Saturday, September 26, 2009

Returned to Risk: Deportation of HIV-Positive Migrants


On Thursday morning I took myself off to Parliament to attend a panel discussion on the deportation of HIV-positive migrants.  It was organised by the All-Party Parliamentary Group (APPG) on Aids, and Human Rights Watch, who were launching their report 'Returned To Risk'.

As host Neil Gerrard MP and the HRW London director made clear from the start, being an HIV-positive migrant is a double vulnerability: if you're a migrant, it's best not to be HIV-positive, and if you're HIV-positive, it's best not to be a migrant.  

I think you can pare the issue down to two main perspectives from the UK's point of view: how we treat migrants, and how to influence international consensus.  On the first point, sadly, we don't do very well.

The Home Office, who are concerned with immigration, seem out of step with DfID (the Department for International Development), who have been at the forefront of promoting universal access to HIV services as a fundamental human right.

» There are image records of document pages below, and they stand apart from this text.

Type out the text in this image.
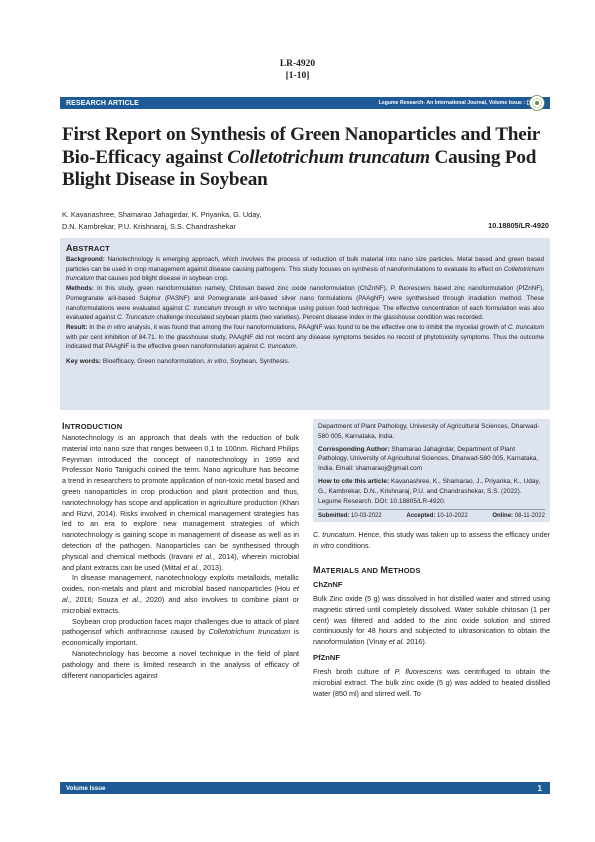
LR-4920
[1-10]
RESEARCH ARTICLE	Legume Research- An International Journal, Volume Issue : ()
First Report on Synthesis of Green Nanoparticles and Their Bio-Efficacy against Colletotrichum truncatum Causing Pod Blight Disease in Soybean
K. Kavanashree, Shamarao Jahagirdar, K. Priyanka, G. Uday,
D.N. Kambrekar, P.U. Krishnaraj, S.S. Chandrashekar	10.18805/LR-4920
ABSTRACT

Background: Nanotechnology is emerging approach, which involves the process of reduction of bulk material into nano size particles. Metal based and green based particles can be used in crop management against disease causing pathogens. This study focuses on synthesis of nanoformulations to evaluate its effect on Colletotrichum truncatum that causes pod blight disease in soybean crop.

Methods: In this study, green nanoformulation namely, Chitosan based zinc oxide nanoformulation (ChZnNF), P. fluorescens based zinc nanoformulation (PfZnNF), Pomegranate aril-based Sulphur (PASNF) and Pomegranate aril-based silver nano formulations (PAAgNF) were synthesised through irradiation method. These nanoformulations were evaluated against C. truncatum through in vitro technique using poison food technique. The effective concentration of each formulation was also evaluated against C. Truncatum challenge inoculated soybean plants (two varieties). Percent disease index in the glasshouse condition was recorded.

Result: In the in vitro analysis, it was found that among the four nanoformulations, PAAgNF was found to be the effective one to inhibit the mycelial growth of C. truncatum with per cent inhibition of 84.71. In the glasshouse study, PAAgNF did not record any disease symptoms besides no record of phytotoxicity symptoms. Thus the outcome indicated that PAAgNF is the effective green nanoformulation against C. truncatum.

Key words: Bioefficacy, Green nanoformulation, in vitro, Soybean, Synthesis.

INTRODUCTION

Nanotechnology is an approach that deals with the reduction of bulk material into nano size that ranges between 0.1 to 100nm. Richard Philips Feynman introduced the concept of nanotechnology in 1959 and Professor Norio Taniguchi coined the term. Nano agriculture has become a trend in researchers to promote application of non-toxic metal based and green nanoparticles in crop production and plant protection and thus, nanotechnology has scope and application in agriculture production (Khan and Rizvi, 2014). Risks involved in chemical management strategies has led to an era to explore new management strategies of which nanotechnology is gaining scope in management of disease as well as in detection of the pathogen. Nanoparticles can be synthesised through physical and chemical methods (Iravani et al., 2014), wherein microbial and plant extracts can be used (Mittal et al., 2013).

In disease management, nanotechnology exploits metalloids, metallic oxides, non-metals and plant and microbial based nanoparticles (Hou et al., 2016; Souza et al., 2020) and also involves to combine plant or microbial extracts.

Soybean crop production faces major challenges due to attack of plant pathogensof which anthracnose caused by Colletotrichum truncatum is economically important.

Nanotechnology has become a novel technique in the field of plant pathology and there is limited research in the analysis of efficacy of different nanoparticles against

Department of Plant Pathology, University of Agricultural Sciences, Dharwad-580 005, Karnataka, India.

Corresponding Author: Shamarao Jahagirdar, Department of Plant Pathology, University of Agricultural Sciences, Dharwad-580 005, Karnataka, India. Email: shamaraoj@gmail.com

How to cite this article: Kavanashree, K., Shamarao, J., Priyanka, K., Uday, G., Kambrekar, D.N., Krishnaraj, P.U. and Chandrashekar, S.S. (2022). Legume Research. DOI: 10.18805/LR-4920.

Submitted: 10-03-2022	Accepted: 10-10-2022	Online: 08-11-2022

C. truncatum. Hence, this study was taken up to assess the efficacy under in vitro conditions.

MATERIALS AND METHODS
ChZnNF

Bulk Zinc oxide (5 g) was dissolved in hot distilled water and stirred using magnetic stirred until completely dissolved. Water soluble chitosan (1 per cent) was filtered and added to the zinc oxide solution and stirred continuously for 48 hours and subjected to ultrasonication to obtain the nanoformulation (Vinay et al. 2016).

PfZnNF

Fresh broth culture of P. fluorescens was centrifuged to obtain the microbial extract. The bulk zinc oxide (5 g) was added to heated distilled water (850 ml) and stirred well. To

Volume Issue	1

It doesn't take a Daily Mail reader to know that immigration, and in particular asylum, is a very sensitive issue as far as our press are concerned.  I can't help but wonder whether the media's general lack of concern for the immigrants themselves has contributed to the Government's slow acceptance that we should actually treat them as human beings whilst they are in our care.

It's not just a matter of providing treatment up to deportation and checking off a list to see that treatment is available in their country.  As the representative from the African HIV Policy Network (AHPN) said, "Treatment may be available but not accessible."  Treatment may be available in the main cities but not in rural areas, for example, or just not provided as widely as claimed.

The discussion was attended by Ivy, a lady from Malawi.  She came to the UK to seek asylum in 2002 after she was forced to marry her late husband's brother.  She has a daughter here, and takes full part in her community, maintaining several volunteering activities.  Yet she is being threatened with deportation. 

She may be able to access treatment in Malawi, if she is lucky, but it will not be the same type of treatment that she currently receives.  She may suffer from additional side effects, she may find that it is not as effective for her, and that's just if she receives it.

Sending HIV-positive migrants back into a country where they are subjected to discrimination or are unable to receive treatment, can amount to a death sentence.

Saudi Arabia and the United Arab Emirates subject immigrants to mandatory HIV-testing and, if positive, migrants may be imprisoned for up to a year without treatment, before deportation.   South Korea isn't much better.

The US comes in for heavy criticism as well, although the US Government have been involved in a successful programme on the US-Mexico border, which Human Rights Watch hope will be expanded.

The case of Zimbabweans in South Africa is perhaps the most disturbing.  It's estimated that as many as 25% of the population of Zimbabwe have left for neighbouring countries, with about 3 million living in South Africa.

They are entitled to free healthcare just as any South African, yet they are often subjected to abuse and neglect, asked for ID to make it more difficult for them to access testing and treatment, charged exorbitant fees, or kicked out of treatment programmes early.

The UK and other nations who have led the way on universal access issues, need to set a better example at home, and ensure that there is continuity of treatment, and protection from discrimination and abuse, when deportation is deemed appropriate. 

If they can't ensure this, migrants should not be deported.